CEADs Releases City-Level Multi-Regional Input-Output Tables and Energy Footprints
Multi-regional input-output models have become an important method in environmental accounting for quantifying interregional industrial linkages and the coupling between resources, the environment, and economic activity. At present, multi-regional input-output models are mostly built at national and regional or provincial scales, which no longer fully meet the growing need for city-level research. Because city-level data are severely limited and the workload is substantial, compiling city-level multi-regional input-output tables involves many barriers and challenges. The CEADs team has, for the first time, explored a bottom-up framework for compiling multi-level city-level multi-regional input-output tables. Applying this framework to the Beijing-Tianjin-Hebei region, the team compiled multi-regional input-output tables for 13 cities in the Beijing-Tianjin-Hebei urban agglomeration for 2012 and used them to calculate the region's energy footprint. The work reveals, for the first time, the distribution of embodied energy and industrial relationships within the Beijing-Tianjin-Hebei urban agglomeration under industrial linkages, as well as the relationships between cities in Hebei and other provinces. The article was published in the Journal of Industrial Ecology, the journal of the International Society for Industrial Ecology.
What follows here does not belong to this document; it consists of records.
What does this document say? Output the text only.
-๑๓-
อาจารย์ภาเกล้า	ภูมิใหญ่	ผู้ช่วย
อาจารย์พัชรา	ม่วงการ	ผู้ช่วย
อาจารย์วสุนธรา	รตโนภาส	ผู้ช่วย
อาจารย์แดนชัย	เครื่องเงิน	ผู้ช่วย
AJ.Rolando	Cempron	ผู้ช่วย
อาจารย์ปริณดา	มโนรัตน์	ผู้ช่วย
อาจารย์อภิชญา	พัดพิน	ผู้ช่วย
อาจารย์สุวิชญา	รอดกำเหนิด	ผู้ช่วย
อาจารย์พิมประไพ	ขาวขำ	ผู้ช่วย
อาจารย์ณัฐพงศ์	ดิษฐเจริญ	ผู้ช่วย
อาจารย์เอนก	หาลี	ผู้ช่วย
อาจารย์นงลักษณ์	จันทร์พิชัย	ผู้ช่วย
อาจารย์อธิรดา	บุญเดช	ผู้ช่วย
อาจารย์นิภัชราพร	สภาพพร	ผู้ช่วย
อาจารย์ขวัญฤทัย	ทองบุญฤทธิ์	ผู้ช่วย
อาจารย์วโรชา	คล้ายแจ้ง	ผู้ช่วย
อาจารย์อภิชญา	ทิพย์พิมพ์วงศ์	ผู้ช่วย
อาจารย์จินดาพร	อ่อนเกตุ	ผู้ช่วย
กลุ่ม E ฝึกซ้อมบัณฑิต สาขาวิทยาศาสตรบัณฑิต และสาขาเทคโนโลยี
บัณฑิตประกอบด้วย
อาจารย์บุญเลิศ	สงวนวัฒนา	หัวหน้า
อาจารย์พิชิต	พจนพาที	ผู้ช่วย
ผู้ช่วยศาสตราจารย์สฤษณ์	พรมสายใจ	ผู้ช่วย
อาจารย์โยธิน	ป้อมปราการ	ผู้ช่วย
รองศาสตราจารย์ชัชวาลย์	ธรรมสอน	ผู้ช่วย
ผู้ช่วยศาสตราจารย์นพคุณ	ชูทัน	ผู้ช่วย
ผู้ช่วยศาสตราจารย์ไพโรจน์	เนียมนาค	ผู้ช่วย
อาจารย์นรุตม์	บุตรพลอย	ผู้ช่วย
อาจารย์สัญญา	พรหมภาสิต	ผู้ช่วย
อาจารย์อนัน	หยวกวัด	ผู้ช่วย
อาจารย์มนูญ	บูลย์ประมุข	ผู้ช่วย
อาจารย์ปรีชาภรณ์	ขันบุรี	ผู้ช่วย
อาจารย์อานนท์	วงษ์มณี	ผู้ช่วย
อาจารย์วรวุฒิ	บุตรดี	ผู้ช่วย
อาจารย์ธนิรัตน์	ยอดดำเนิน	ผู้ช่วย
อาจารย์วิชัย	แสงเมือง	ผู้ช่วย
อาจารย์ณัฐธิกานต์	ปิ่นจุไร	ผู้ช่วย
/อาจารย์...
This study adopts a bottom-up compilation approach. It starts by compiling multi-regional input-output tables for 11 cities in Hebei and uses China's provincial multi-regional input-output table as a platform to connect Beijing, Tianjin, and the 11 Hebei cities. The energy footprint results confirm the important role of Hebei's industrial cities in energy supply and consumption. Tangshan, Handan, and Shijiazhuang account for 72% of the embodied energy exported by Hebei, with Tangshan alone accounting for 33%. By contrast, Hengshui and Langfang each account for less than 1%. Consumption in China's less developed regions, including the northeast, west, central, and southwest regions, is the largest driver of embodied energy in Hebei cities' industrial chains. Tangshan, Handan, and Shijiazhuang have also become the main Hebei cities supplying embodied energy to these less developed regions. In contrast, the pull from developed eastern coastal regions on Hebei's embodied energy is limited. Within the Beijing-Tianjin-Hebei urban agglomeration, 63% of the embodied energy in goods and services comes from production in Shijiazhuang, Tangshan, and Handan. Beijing and Tianjin are, as expected, the largest consumption destinations. Energy footprints from Hebei account for 20% and 14% of the relevant inflowing energy footprints of Beijing and Tianjin, respectively, mainly from Shijiazhuang, Tangshan, and Handan.
The compilation of city-level input-output tables is still at an exploratory stage worldwide. The CEADs team is continuing to test different approaches and methods, with the aim of developing an efficient, accurate, and transparent framework for compiling city-level multi-regional input-output tables. Comments and suggestions from scholars are welcome.
Special thanks go to Professor Malin Song of Anhui University of Finance and Economics for his strong support of the CEADs team's work on compiling city-level input-output tables.
Article information: Zheng H, Meng J,
Mi Z, et al. Linking city-level input-output table to urban energy footprint:
Construction framework and application. J Ind Ecol. 2018;1-15.